Considerando che dieci società multinazionali – fatturano circa cinquemila miliardi di dollari – detengono nel mondo il monopolio alimentare e sono tutte impegnate nella produzione di cibo sintetico, il timore di Coldiretti e Filiera Italia è che per sradicare i contadini dalla terra, o trasformarli come si diceva in nuovi servi della gleba, serva appunto il «mediterranean sounding» e creare nuove emergenze. Per esempio, la mancanza di chi suda la terra. Dichiara Confagricoltura che «anche se le quote per i lavoratori extracomunitari stagionali per il 2024 sono aumentate, resta il timore che ancora una volta il numero delle domande possa superare le quote messe a disposizione». Nel recente «click day» per l’immigrazione non comunitaria regolamentata, l’agricoltura ha ottenuto 41 mila permessi: gli stagionali che raccolgono i pomodori, curano le vacche, si occupano di frutta e ortaggi. Ma se mancano e dunque si coltiva di meno si può sempre ricorrere al prodotto da laboratorio, osannato dalle multinazionali e dall’Europa green, che punisce l’olio extravergine di oliva ed esalta le bibite energetiche. Perciò l’Italia si batte contro la carne artificiali e queste standardizzazioni.
Esiste però un’altra via ed è quella della valorizzazione dell’impresa agricola. Marco Caprai, viticoltore d’eccellenza a Montefalco, in Umbria, e membro della giunta nazionale di Confagricoltura, la vede diversamente: «Non credo che i cibi ultra processati o da laboratorio attecchiranno in Italia, né regge l’affermazione che così si supplisce al fatto che mancherà la manodopera per coltivare. Perché un sistema c’è: basta accogliere chi arriva dal Sud del mondo, pagarlo in modo adeguato e insegnargli il più bel lavoro del mondo: la coltivazione che rende liberi». Per questo suo impegno ormai ventennale, Caprai – nella sua azienda lavorano una ventina di nazionalità diverse – è stato insignito da Sergio Mattarella del titolo di Ufficiale al merito della Repubblica. E ciò che si fa in Italia si fa in Africa.
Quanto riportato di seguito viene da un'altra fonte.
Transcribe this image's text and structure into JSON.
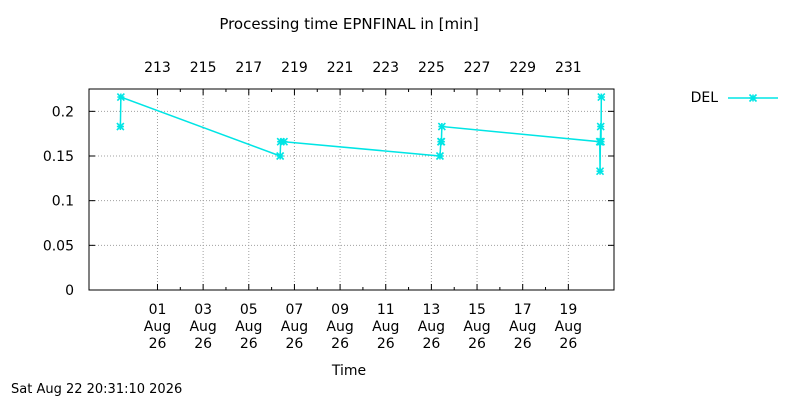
{
  "chart_data": {
    "type": "line",
    "title": "Processing time EPNFINAL in [min]",
    "xlabel": "Time",
    "ylabel": "",
    "ylim": [
      0,
      0.225
    ],
    "y_ticks": [
      0,
      0.05,
      0.1,
      0.15,
      0.2
    ],
    "y_tick_labels": [
      "0",
      "0.05",
      "0.1",
      "0.15",
      "0.2"
    ],
    "x_range": [
      "2026-07-29",
      "2026-08-21"
    ],
    "x_ticks": [
      "2026-08-01",
      "2026-08-03",
      "2026-08-05",
      "2026-08-07",
      "2026-08-09",
      "2026-08-11",
      "2026-08-13",
      "2026-08-15",
      "2026-08-17",
      "2026-08-19"
    ],
    "x_tick_labels": [
      [
        "01",
        "Aug",
        "26"
      ],
      [
        "03",
        "Aug",
        "26"
      ],
      [
        "05",
        "Aug",
        "26"
      ],
      [
        "07",
        "Aug",
        "26"
      ],
      [
        "09",
        "Aug",
        "26"
      ],
      [
        "11",
        "Aug",
        "26"
      ],
      [
        "13",
        "Aug",
        "26"
      ],
      [
        "15",
        "Aug",
        "26"
      ],
      [
        "17",
        "Aug",
        "26"
      ],
      [
        "19",
        "Aug",
        "26"
      ]
    ],
    "x2_tick_labels": [
      "213",
      "215",
      "217",
      "219",
      "221",
      "223",
      "225",
      "227",
      "229",
      "231"
    ],
    "grid": true,
    "legend_position": "top-right-outside",
    "series": [
      {
        "name": "DEL",
        "color": "#00e5e5",
        "marker": "asterisk",
        "points": [
          {
            "x": "2026-07-30 09:00",
            "y": 0.183
          },
          {
            "x": "2026-07-30 09:30",
            "y": 0.216
          },
          {
            "x": "2026-08-06 09:00",
            "y": 0.15
          },
          {
            "x": "2026-08-06 09:30",
            "y": 0.166
          },
          {
            "x": "2026-08-06 13:00",
            "y": 0.166
          },
          {
            "x": "2026-08-13 09:00",
            "y": 0.15
          },
          {
            "x": "2026-08-13 10:00",
            "y": 0.166
          },
          {
            "x": "2026-08-13 10:30",
            "y": 0.166
          },
          {
            "x": "2026-08-13 11:00",
            "y": 0.183
          },
          {
            "x": "2026-08-20 09:00",
            "y": 0.166
          },
          {
            "x": "2026-08-20 09:20",
            "y": 0.133
          },
          {
            "x": "2026-08-20 09:40",
            "y": 0.166
          },
          {
            "x": "2026-08-20 10:00",
            "y": 0.183
          },
          {
            "x": "2026-08-20 10:20",
            "y": 0.166
          },
          {
            "x": "2026-08-20 10:40",
            "y": 0.216
          }
        ]
      }
    ]
  },
  "footer": {
    "timestamp": "Sat Aug 22 20:31:10 2026"
  }
}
Federico Vecchioni, amministratore delegato di BF, il maggiore gruppo agricolo d’Italia quotato in Borsa, da anni porta avanti collaborazioni per le produzioni in quel continente che soddisfano il mercato interno e si indirizzano all’export. Il tema, spiega Luigi Scordamaglia, è sempre quello: «Assicurare il reddito a chi coltiva, noi ci battiamo perché il valore sia distribuito lungo tutta la filiera e sappiamo che solo con i prodotti identitari, in questo caso quelli italiani, che compongono la dieta mediterranea, ciò è possibile; la battaglia che non si può perdere è quella che lega il cibo alla produzione agricola». È ciò che fanno ogni giorno i giovani agricoltori, che in un decennio hanno aperto quattromila nuove imprese e gli under 35 nei campi crescono in Italia dell’1 per cento all’anno. Aggiunge Ettore Prandini, presidente di Coldiretti, che il loro futuro è legato al massimo di tecnologia applicata per produrre il massimo della qualità, per dare sicurezza e democrazia alimentare. Non servono né carne coltivata, né insetti, né meduse, ma i marcatori della vera dieta mediterranea. Che torna così a essere una scelta di vita.